Que dizer de Foxygen. Psychfunkdiscopunk, todas as décadas desde os anos 60 num só concerto, numa só banda, todos os frontmans do universo num só – sentia-se Elvis, James Brown, Lou Reed, Mick Jagger, John Lennon, até Julio Iglesias-, toda a energia duma vida numa hora só. Uma performance inacreditavelmente inacreditável, onde tudo era música, onde tudo era espectáculo, magia, onde tudo era verdade e mentira, onde tudo era exagero e onde nada era suficiente. Um dos concertos mais intensos do festival, onde toda a gente deu o litro, o tudo por tudo, onde o rock teve a sua maior manifestação e emoção. O delírio divino em “On Blue Montain”, a roda do coro em volta de Sam France em “Shuggie”, a mágoa amorosa de “No Destruction” e o caos instalado do início ao fim, não havendo lugar pra respirar, música que não se aproveitasse. Final lindíssimo onde o Sol e “Everyone Needs Love” se alinharam, juntamente com a colina do Parque da Cidade e os pés que a pisavam.

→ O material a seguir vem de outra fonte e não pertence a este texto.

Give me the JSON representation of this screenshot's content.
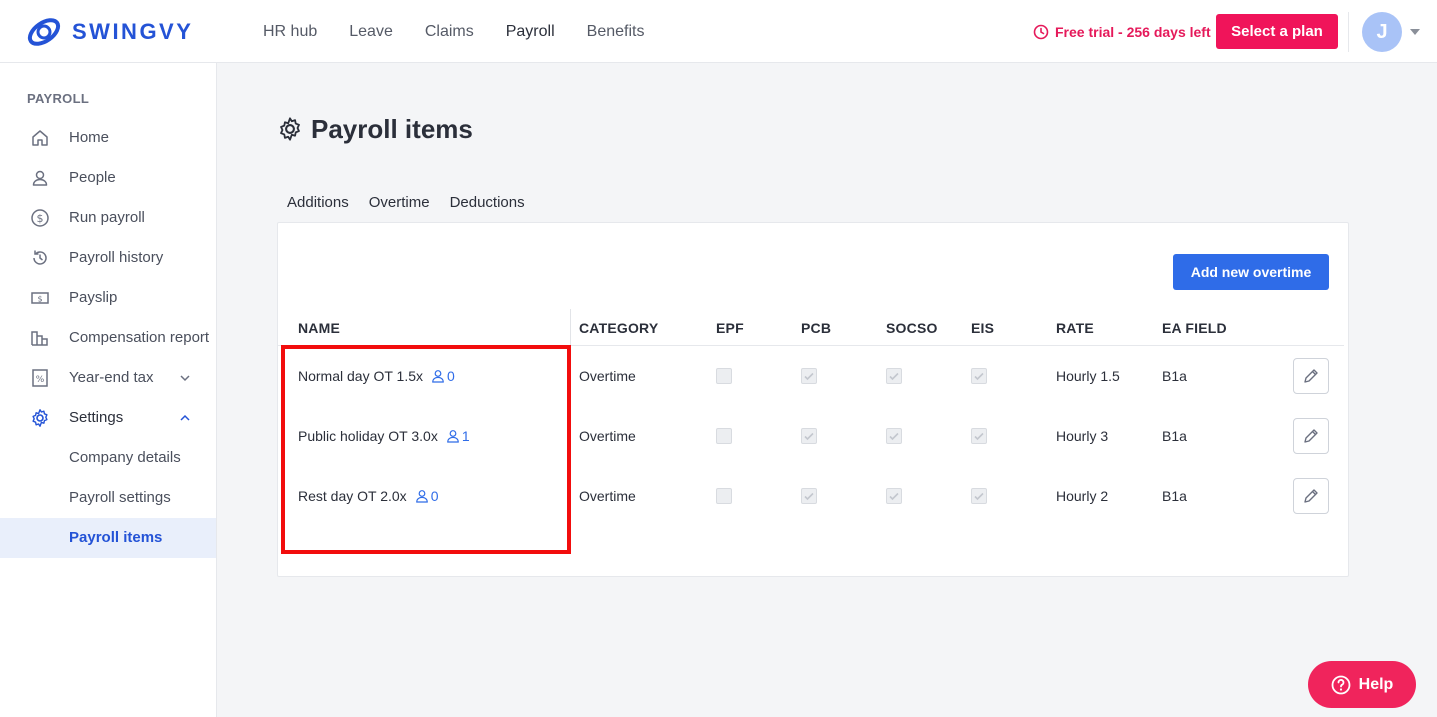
{
  "brand": {
    "name": "SWINGVY"
  },
  "topnav": {
    "items": [
      {
        "label": "HR hub",
        "active": false
      },
      {
        "label": "Leave",
        "active": false
      },
      {
        "label": "Claims",
        "active": false
      },
      {
        "label": "Payroll",
        "active": true
      },
      {
        "label": "Benefits",
        "active": false
      }
    ],
    "trial_text": "Free trial - 256 days left",
    "select_plan": "Select a plan",
    "avatar_initial": "J"
  },
  "sidebar": {
    "section": "PAYROLL",
    "items": [
      {
        "label": "Home",
        "icon": "home-icon"
      },
      {
        "label": "People",
        "icon": "person-icon"
      },
      {
        "label": "Run payroll",
        "icon": "dollar-cycle-icon"
      },
      {
        "label": "Payroll history",
        "icon": "history-icon"
      },
      {
        "label": "Payslip",
        "icon": "payslip-icon"
      },
      {
        "label": "Compensation report",
        "icon": "report-icon"
      },
      {
        "label": "Year-end tax",
        "icon": "percent-doc-icon"
      },
      {
        "label": "Settings",
        "icon": "gear-icon"
      },
      {
        "label": "Company details"
      },
      {
        "label": "Payroll settings"
      },
      {
        "label": "Payroll items"
      }
    ]
  },
  "page": {
    "title": "Payroll items",
    "tabs": [
      {
        "label": "Additions",
        "active": false
      },
      {
        "label": "Overtime",
        "active": true
      },
      {
        "label": "Deductions",
        "active": false
      }
    ],
    "add_button": "Add new overtime"
  },
  "table": {
    "headers": [
      "NAME",
      "CATEGORY",
      "EPF",
      "PCB",
      "SOCSO",
      "EIS",
      "RATE",
      "EA FIELD"
    ],
    "rows": [
      {
        "name": "Normal day OT 1.5x",
        "count": "0",
        "category": "Overtime",
        "epf": false,
        "pcb": true,
        "socso": true,
        "eis": true,
        "rate": "Hourly 1.5",
        "ea_field": "B1a"
      },
      {
        "name": "Public holiday OT 3.0x",
        "count": "1",
        "category": "Overtime",
        "epf": false,
        "pcb": true,
        "socso": true,
        "eis": true,
        "rate": "Hourly 3",
        "ea_field": "B1a"
      },
      {
        "name": "Rest day OT 2.0x",
        "count": "0",
        "category": "Overtime",
        "epf": false,
        "pcb": true,
        "socso": true,
        "eis": true,
        "rate": "Hourly 2",
        "ea_field": "B1a"
      }
    ]
  },
  "help": {
    "label": "Help"
  },
  "colors": {
    "brand_blue": "#2453d6",
    "accent_pink": "#f0145a",
    "button_blue": "#2f6ce8",
    "highlight_red": "#f20d0d"
  }
}
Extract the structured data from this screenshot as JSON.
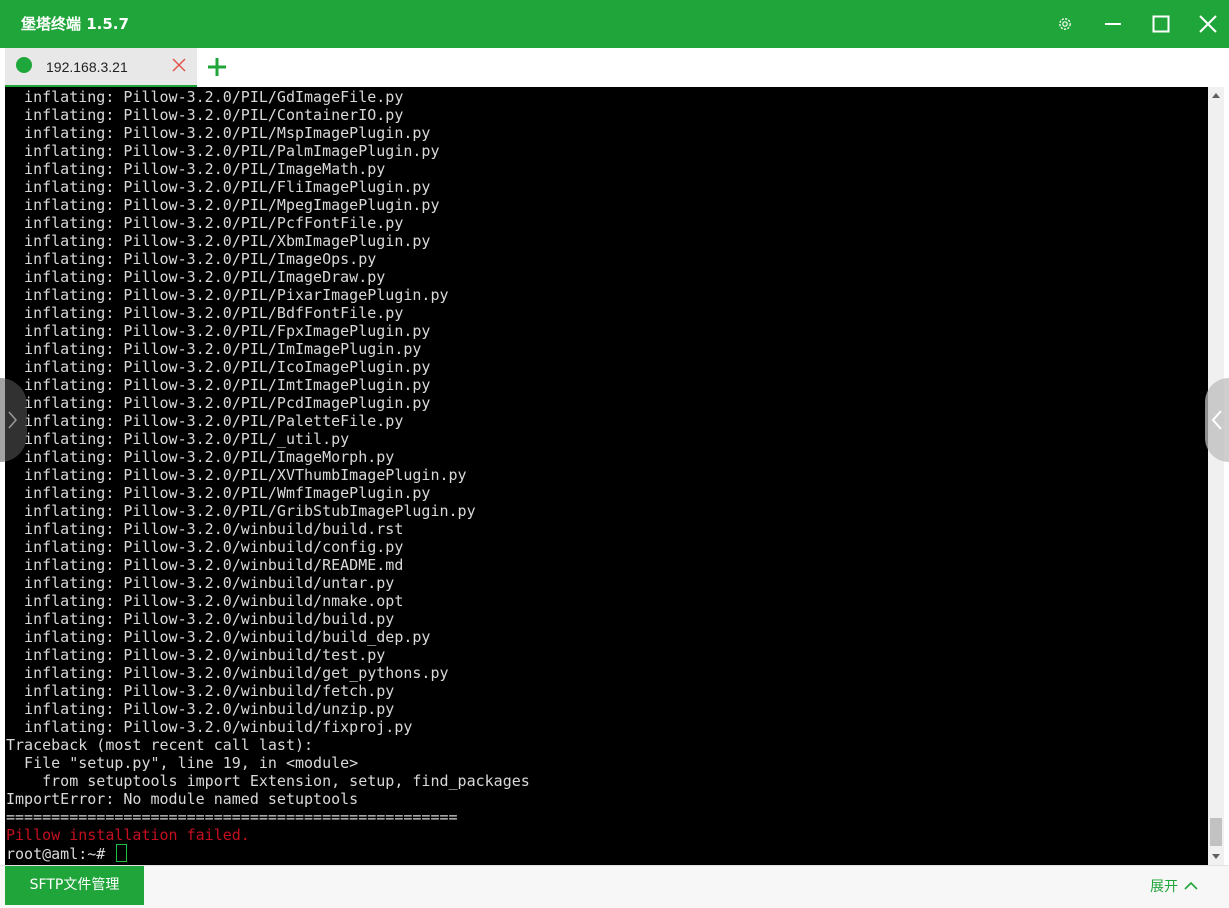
{
  "window": {
    "title": "堡塔终端 1.5.7"
  },
  "tabs": [
    {
      "label": "192.168.3.21",
      "status_color": "#1ea83c"
    }
  ],
  "terminal": {
    "lines": [
      "  inflating: Pillow-3.2.0/PIL/GdImageFile.py",
      "  inflating: Pillow-3.2.0/PIL/ContainerIO.py",
      "  inflating: Pillow-3.2.0/PIL/MspImagePlugin.py",
      "  inflating: Pillow-3.2.0/PIL/PalmImagePlugin.py",
      "  inflating: Pillow-3.2.0/PIL/ImageMath.py",
      "  inflating: Pillow-3.2.0/PIL/FliImagePlugin.py",
      "  inflating: Pillow-3.2.0/PIL/MpegImagePlugin.py",
      "  inflating: Pillow-3.2.0/PIL/PcfFontFile.py",
      "  inflating: Pillow-3.2.0/PIL/XbmImagePlugin.py",
      "  inflating: Pillow-3.2.0/PIL/ImageOps.py",
      "  inflating: Pillow-3.2.0/PIL/ImageDraw.py",
      "  inflating: Pillow-3.2.0/PIL/PixarImagePlugin.py",
      "  inflating: Pillow-3.2.0/PIL/BdfFontFile.py",
      "  inflating: Pillow-3.2.0/PIL/FpxImagePlugin.py",
      "  inflating: Pillow-3.2.0/PIL/ImImagePlugin.py",
      "  inflating: Pillow-3.2.0/PIL/IcoImagePlugin.py",
      "  inflating: Pillow-3.2.0/PIL/ImtImagePlugin.py",
      "  inflating: Pillow-3.2.0/PIL/PcdImagePlugin.py",
      "  inflating: Pillow-3.2.0/PIL/PaletteFile.py",
      "  inflating: Pillow-3.2.0/PIL/_util.py",
      "  inflating: Pillow-3.2.0/PIL/ImageMorph.py",
      "  inflating: Pillow-3.2.0/PIL/XVThumbImagePlugin.py",
      "  inflating: Pillow-3.2.0/PIL/WmfImagePlugin.py",
      "  inflating: Pillow-3.2.0/PIL/GribStubImagePlugin.py",
      "  inflating: Pillow-3.2.0/winbuild/build.rst",
      "  inflating: Pillow-3.2.0/winbuild/config.py",
      "  inflating: Pillow-3.2.0/winbuild/README.md",
      "  inflating: Pillow-3.2.0/winbuild/untar.py",
      "  inflating: Pillow-3.2.0/winbuild/nmake.opt",
      "  inflating: Pillow-3.2.0/winbuild/build.py",
      "  inflating: Pillow-3.2.0/winbuild/build_dep.py",
      "  inflating: Pillow-3.2.0/winbuild/test.py",
      "  inflating: Pillow-3.2.0/winbuild/get_pythons.py",
      "  inflating: Pillow-3.2.0/winbuild/fetch.py",
      "  inflating: Pillow-3.2.0/winbuild/unzip.py",
      "  inflating: Pillow-3.2.0/winbuild/fixproj.py",
      "Traceback (most recent call last):",
      "  File \"setup.py\", line 19, in <module>",
      "    from setuptools import Extension, setup, find_packages",
      "ImportError: No module named setuptools",
      "=================================================="
    ],
    "error_line": "Pillow installation failed.",
    "prompt": "root@aml:~#"
  },
  "bottom": {
    "sftp_label": "SFTP文件管理",
    "expand_label": "展开"
  },
  "colors": {
    "brand": "#20a53a",
    "terminal_bg": "#000000",
    "terminal_fg": "#d9d9d9",
    "error": "#c50f1f"
  },
  "icons": {
    "settings": "gear-icon",
    "minimize": "minimize-icon",
    "maximize": "maximize-icon",
    "close": "close-icon",
    "tab_close": "close-icon",
    "add_tab": "plus-icon",
    "expand": "chevron-up-icon"
  }
}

De volta para o ATP. “German engineering!”, brincou Jochen Arbeit, guitarrista dos Einstürzende Neubauten. Foi bem-humoradamente que se descreveu com exactidão o que se encontrava no palco: sucata tornada instrumento, parafernália bizarra, geringonças, bricabraques, engenhos diversos – um dos quais fazia chover (!) controladamente pedaços de metal partido. A musica inclassificável da banda veterana do ex-Bad Seeds Blixa Bargeld fez mossa. O vocalista mostrou-se em topo de forma: moroso, soturno e desconcertante no seu sussurrar quando o som assim o exigia, mas igualmente pujante, destruidor, colossal nos crescendos magníficos oferecidos pelos experientes companheiros de banda. Sons peculiares por vezes atonais, por vezes melódicos, mas nunca conformados com o que a musica é suposto ser. Uns bravos, estes senhores.
Não sendo o maior fã de Death Cab For Cutie, há que lhes dar o mérito da quantidade de gente e emotividade que conseguem trazer num só espectáculo. Plateia cheia pra reviver os dias de adolescência onde “I Will Possess Your Heart” tocava incessantemente num qualquer dia chuvoso e rabugento. Desculpando os portugueses pela tampa que levaram em 2012, aquando do cancelamento da banda no mesmo festival, seguiram por um alinhamento que fez disparar canais lacrimais sem dó nem piedade, enquanto Ben Gibbard agitava e agitava o cabelo, em celebração do perdão dos fãs.
Quem achasse que a mágoa adolescente ficaria por ali, estava enganado. Bastava andar cinquenta metros e uma das maiores bandas do shoegaze, os Ride, mostraria que, volvidos 25 anos da edição de Nowhere, as correntes de guitarras oceânicas e os coros pastosos ainda soavam como início, sem ponta de velhice. Andy Bell e companhia trouxeram mais uma dose considerável de nostalgia ao festival, deliciando os fãs e os curiosos com um concerto competente e enchedor de medidas.
O festival começava a chegar ao final e as pessoas a aperceber-se disso. Daí que o resto do mesmo tenha passado pelas enchentes infindáveis de pessoas no concerto explosivo, pixelizado colorido de Dan Deacon, com tanta ordem quanto caos, com tanto de math pop como de meth pop; no techno emblemático dos Underworld – contando com a clássica “Born Slippy” que, com um vale cheio de adeptos do dartudismo, foi um dos melhores momentos do festival -; no punk matemático e calculado dos Ought, na escuridão caótica e experimental de Pharmakon e a electrónica extremamente pulsante e frenética dos HEALTH. As saudades já se começavam a sentir e os três dias a saber a pouco, mas tudo o que é bom acaba rápido. Pró ano há mais. E como disse o vocalista Karl Hyde no final do concerto dos Underworld, “Have a great summer!”.